An observation from this model is that all the coefficients expect for Approach Putt Performance are positive. Thus, an increase in Distance of Putts Made will increase Strokes Gained Total. Similarly, increases in Driving Distance and Driving Accuracy will also increase Strokes Gained Total. Since Approach Putt Performance is best when the first putt is left a short distance from the hole, a greater Approach Putt Performance measure will decrease Strokes Gained Total.
The other purpose of linear regression is to identify which of the independent variables or features are most important in predicting the dependent variable. For golfers, this knowledge can inform us as to what aspect of our games on which we should focus more. Coincidentally, it is also the objective of this article. This is where the Beta Coefficient is useful. Essentially, the variable with the greatest Beta Coefficient is the most important variable. Looking at the output from the analysis, Driving Distance has the greatest Beta Coefficient, followed by Driving Accuracy, Distance of Putts Made, and Approach Putt Performance. The Beta Coefficient differs from the Coefficient in that it standardizes each variable so that they can be evaluated on the same scale. Part of the reason that this is necessary is because the raw data for Driving Distance (which is around 300 yards) is much greater than the raw data for Approach Putt Performance (which is around 2 feet). The regular coefficients do not account for these inconsistencies. Therefore, while coefficients are good for making predictions, beta coefficients are necessary for identifying the significance of variables.
Briefly, the p-value column indicates whether the corresponding variable is worth including the model, e.g., is it worth including Driving Distance. While there are no hard and fast rules in data analytics, typically if the p-value is greater than 0.05, the associated variable should be removed from the analysis. In this case, all variables are 0 which indicates that they all are important to the regression.

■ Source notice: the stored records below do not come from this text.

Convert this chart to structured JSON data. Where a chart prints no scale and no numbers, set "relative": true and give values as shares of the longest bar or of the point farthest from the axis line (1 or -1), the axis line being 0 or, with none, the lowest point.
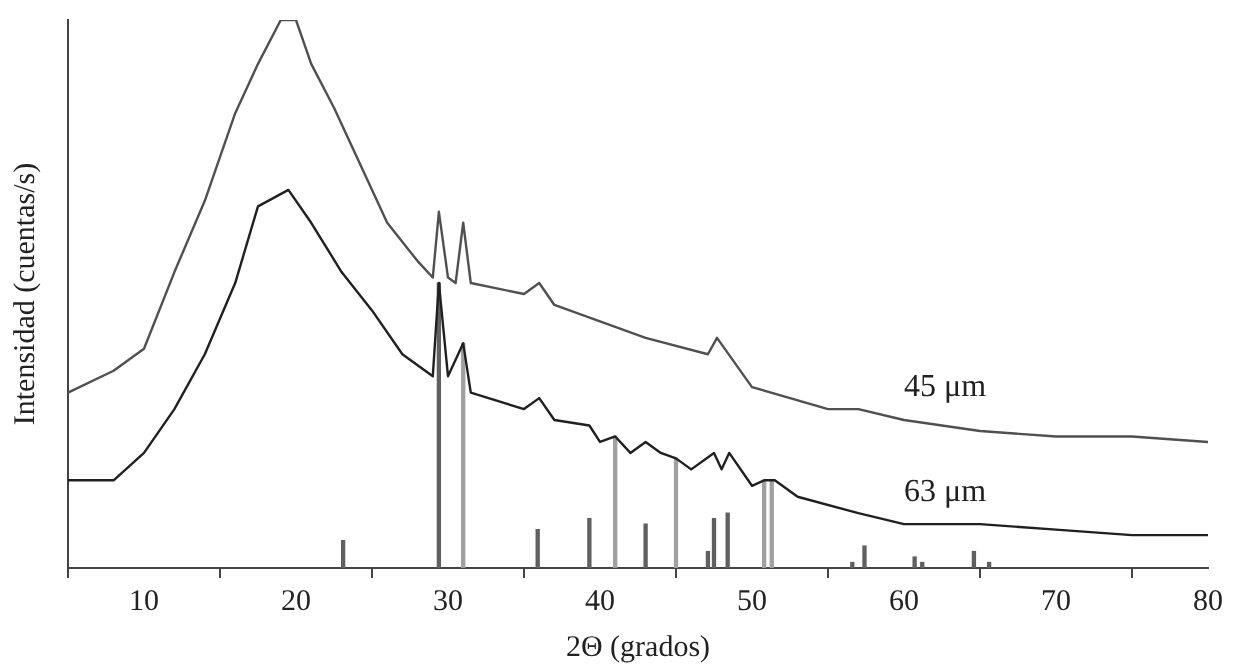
{
  "chart_data": {
    "type": "line",
    "relative": true,
    "xlabel": "2Θ (grados)",
    "ylabel": "Intensidad (cuentas/s)",
    "xlim": [
      5,
      80
    ],
    "xticks": [
      10,
      20,
      30,
      40,
      50,
      60,
      70,
      80
    ],
    "grid": false,
    "legend": false,
    "marker": "none",
    "series": [
      {
        "name": "45 μm",
        "color": "#505050",
        "x": [
          5,
          8,
          10,
          12,
          14,
          16,
          17.5,
          19,
          20,
          21,
          22.5,
          24,
          26,
          28,
          29,
          29.4,
          30,
          30.5,
          31,
          31.5,
          35,
          36,
          37,
          40,
          43,
          47.1,
          47.7,
          50,
          55,
          57,
          60,
          65,
          70,
          75,
          80
        ],
        "values": [
          0.32,
          0.36,
          0.4,
          0.54,
          0.67,
          0.83,
          0.92,
          1,
          1,
          0.92,
          0.84,
          0.75,
          0.63,
          0.56,
          0.53,
          0.65,
          0.53,
          0.52,
          0.63,
          0.52,
          0.5,
          0.52,
          0.48,
          0.45,
          0.42,
          0.39,
          0.42,
          0.33,
          0.29,
          0.29,
          0.27,
          0.25,
          0.24,
          0.24,
          0.23
        ]
      },
      {
        "name": "63 μm",
        "color": "#202020",
        "x": [
          5,
          8,
          10,
          12,
          14,
          16,
          17.5,
          19.5,
          21,
          23,
          25,
          27,
          29,
          29.4,
          30,
          31,
          31.5,
          35,
          36,
          37,
          39.3,
          40,
          41,
          42,
          43,
          44,
          45,
          46,
          47.5,
          48,
          48.5,
          50,
          50.8,
          51.5,
          53,
          57,
          60,
          65,
          70,
          75,
          80
        ],
        "values": [
          0.16,
          0.16,
          0.21,
          0.29,
          0.39,
          0.52,
          0.66,
          0.69,
          0.63,
          0.54,
          0.47,
          0.39,
          0.35,
          0.52,
          0.35,
          0.41,
          0.32,
          0.29,
          0.31,
          0.27,
          0.26,
          0.23,
          0.24,
          0.21,
          0.23,
          0.21,
          0.2,
          0.18,
          0.21,
          0.18,
          0.21,
          0.15,
          0.16,
          0.16,
          0.13,
          0.1,
          0.08,
          0.08,
          0.07,
          0.06,
          0.06
        ]
      },
      {
        "type": "bar",
        "color": "#606060",
        "x": [
          23.1,
          29.4,
          35.9,
          39.3,
          43,
          47.1,
          47.5,
          48.4,
          56.6,
          57.4,
          60.7,
          61.2,
          64.6,
          65.6
        ],
        "values": [
          0.05,
          0.52,
          0.07,
          0.09,
          0.08,
          0.03,
          0.09,
          0.1,
          0.01,
          0.04,
          0.02,
          0.01,
          0.03,
          0.01
        ]
      },
      {
        "type": "bar",
        "color": "#a0a0a0",
        "x": [
          31,
          41,
          45,
          50.8,
          51.3
        ],
        "values": [
          0.41,
          0.24,
          0.2,
          0.16,
          0.16
        ]
      }
    ]
  }
}
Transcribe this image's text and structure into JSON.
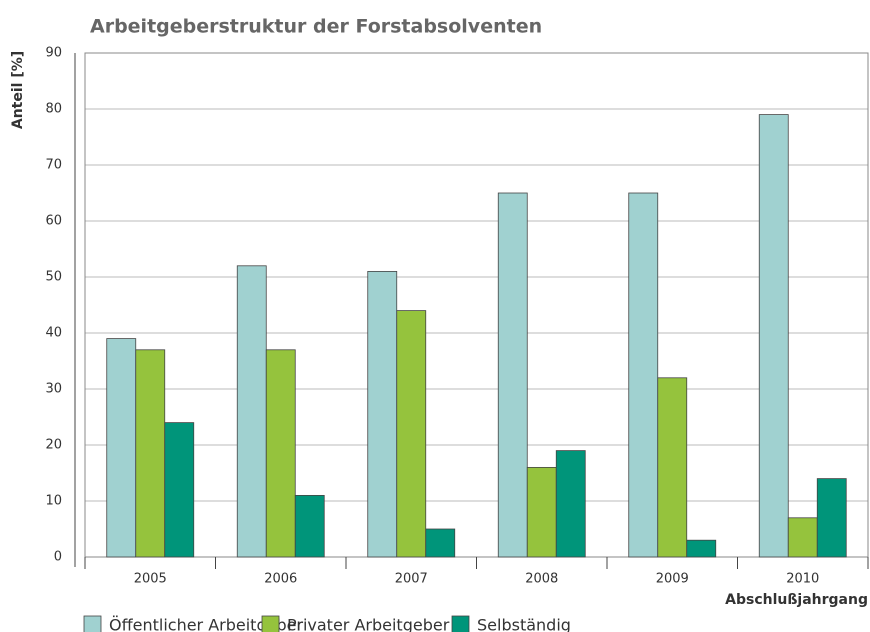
{
  "chart_data": {
    "type": "bar",
    "title": "Arbeitgeberstruktur der Forstabsolventen",
    "ylabel": "Anteil [%]",
    "xlabel": "Abschlußjahrgang",
    "categories": [
      "2005",
      "2006",
      "2007",
      "2008",
      "2009",
      "2010"
    ],
    "series": [
      {
        "name": "Öffentlicher Arbeitgeber",
        "color": "#a0d1d0",
        "values": [
          39,
          52,
          51,
          65,
          65,
          79
        ]
      },
      {
        "name": "Privater Arbeitgeber",
        "color": "#95c33d",
        "values": [
          37,
          37,
          44,
          16,
          32,
          7
        ]
      },
      {
        "name": "Selbständig",
        "color": "#00957a",
        "values": [
          24,
          11,
          5,
          19,
          3,
          14
        ]
      }
    ],
    "ylim": [
      0,
      90
    ],
    "yticks": [
      0,
      10,
      20,
      30,
      40,
      50,
      60,
      70,
      80,
      90
    ],
    "grid": true,
    "legend": "bottom"
  }
}
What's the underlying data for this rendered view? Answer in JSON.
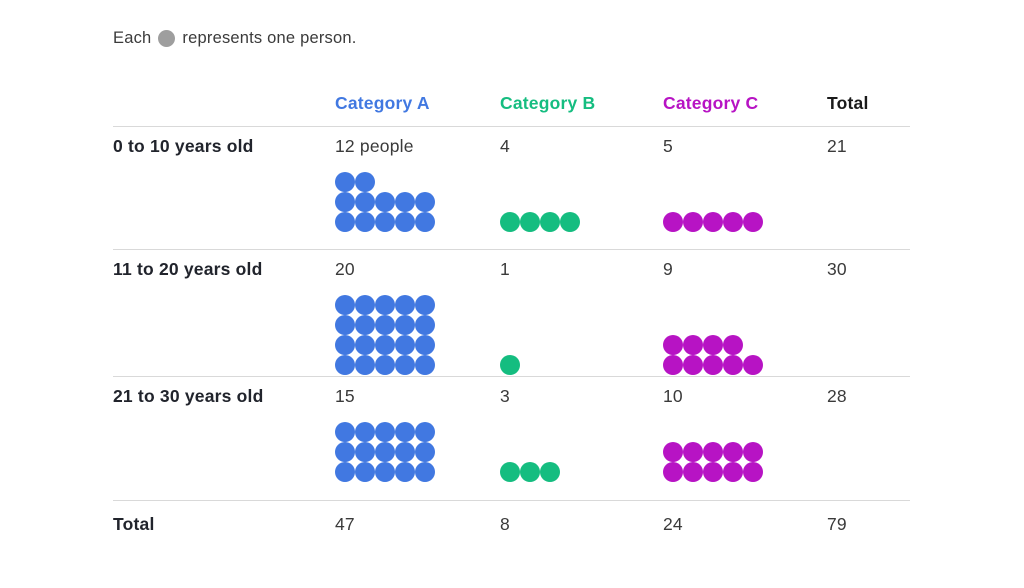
{
  "legend": {
    "prefix": "Each",
    "suffix": "represents one person.",
    "dot_color": "#9e9e9e"
  },
  "table": {
    "columns": [
      {
        "label": "Category A",
        "color": "#4178e1"
      },
      {
        "label": "Category B",
        "color": "#15bd80"
      },
      {
        "label": "Category C",
        "color": "#b713c4"
      },
      {
        "label": "Total",
        "color": "#1a1a1a"
      }
    ],
    "rows": [
      {
        "label": "0 to 10 years old",
        "a": {
          "text": "12 people",
          "count": 12
        },
        "b": {
          "text": "4",
          "count": 4
        },
        "c": {
          "text": "5",
          "count": 5
        },
        "total": "21"
      },
      {
        "label": "11 to 20 years old",
        "a": {
          "text": "20",
          "count": 20
        },
        "b": {
          "text": "1",
          "count": 1
        },
        "c": {
          "text": "9",
          "count": 9
        },
        "total": "30"
      },
      {
        "label": "21 to 30 years old",
        "a": {
          "text": "15",
          "count": 15
        },
        "b": {
          "text": "3",
          "count": 3
        },
        "c": {
          "text": "10",
          "count": 10
        },
        "total": "28"
      }
    ],
    "totals": {
      "label": "Total",
      "a": "47",
      "b": "8",
      "c": "24",
      "total": "79"
    }
  },
  "chart_data": {
    "type": "table",
    "subtype": "pictograph",
    "title": "Each dot represents one person.",
    "unit": "1 dot = 1 person",
    "dots_per_row": 5,
    "categories": [
      "0 to 10 years old",
      "11 to 20 years old",
      "21 to 30 years old"
    ],
    "series": [
      {
        "name": "Category A",
        "values": [
          12,
          20,
          15
        ],
        "total": 47,
        "color": "#4178e1"
      },
      {
        "name": "Category B",
        "values": [
          4,
          1,
          3
        ],
        "total": 8,
        "color": "#15bd80"
      },
      {
        "name": "Category C",
        "values": [
          5,
          9,
          10
        ],
        "total": 24,
        "color": "#b713c4"
      }
    ],
    "row_totals": [
      21,
      30,
      28
    ],
    "grand_total": 79
  }
}
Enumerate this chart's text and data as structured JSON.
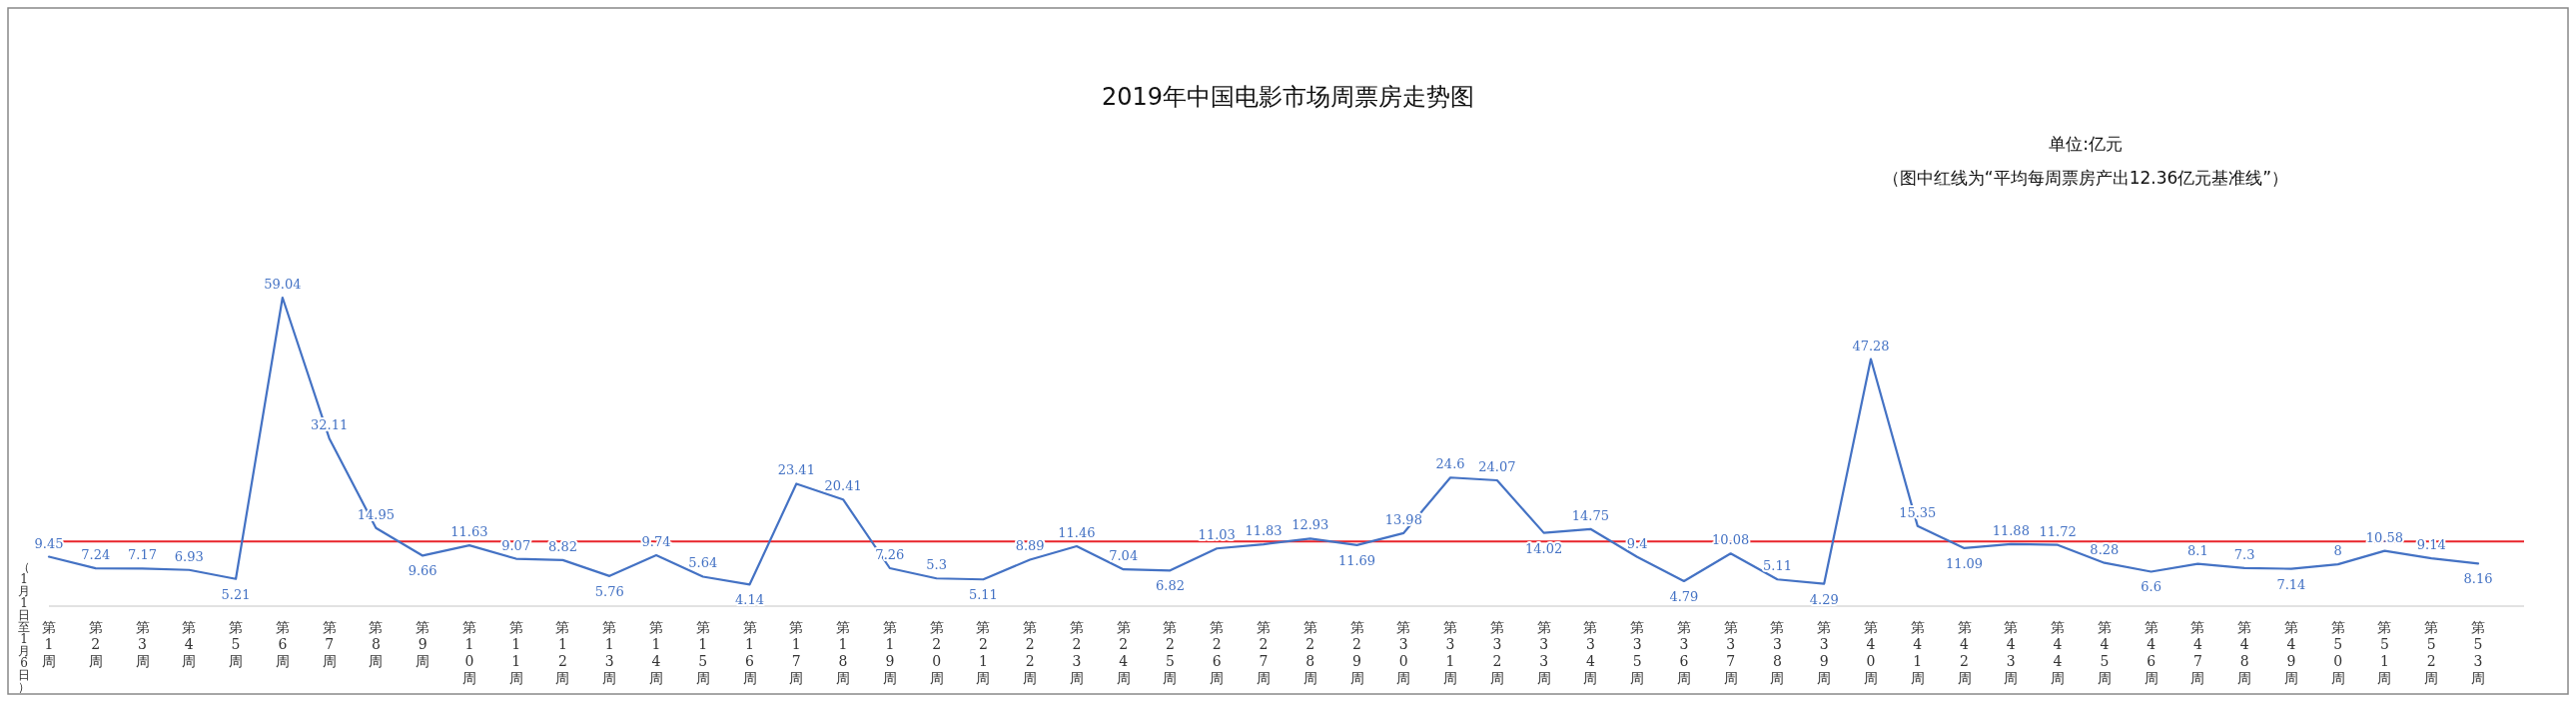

Okay, so we have determined our analysis goal, chosen which PGA Tour statistics to use, collected the data, prepared the data, and created a model. It is time to evaluate model and answer our initial question. So, is driving or putting more important? The Beta Coefficients above indicate that driving is convincingly more crucial to the success of a golfer. This is particularly true for PGA Tour golfers. Unfortunately, the games of PGA Tour Professionals are not necessarily reflected in those of amateurs. Nonetheless, the data does not lie, and it seems that professional golfers are driving rather than putting for dough.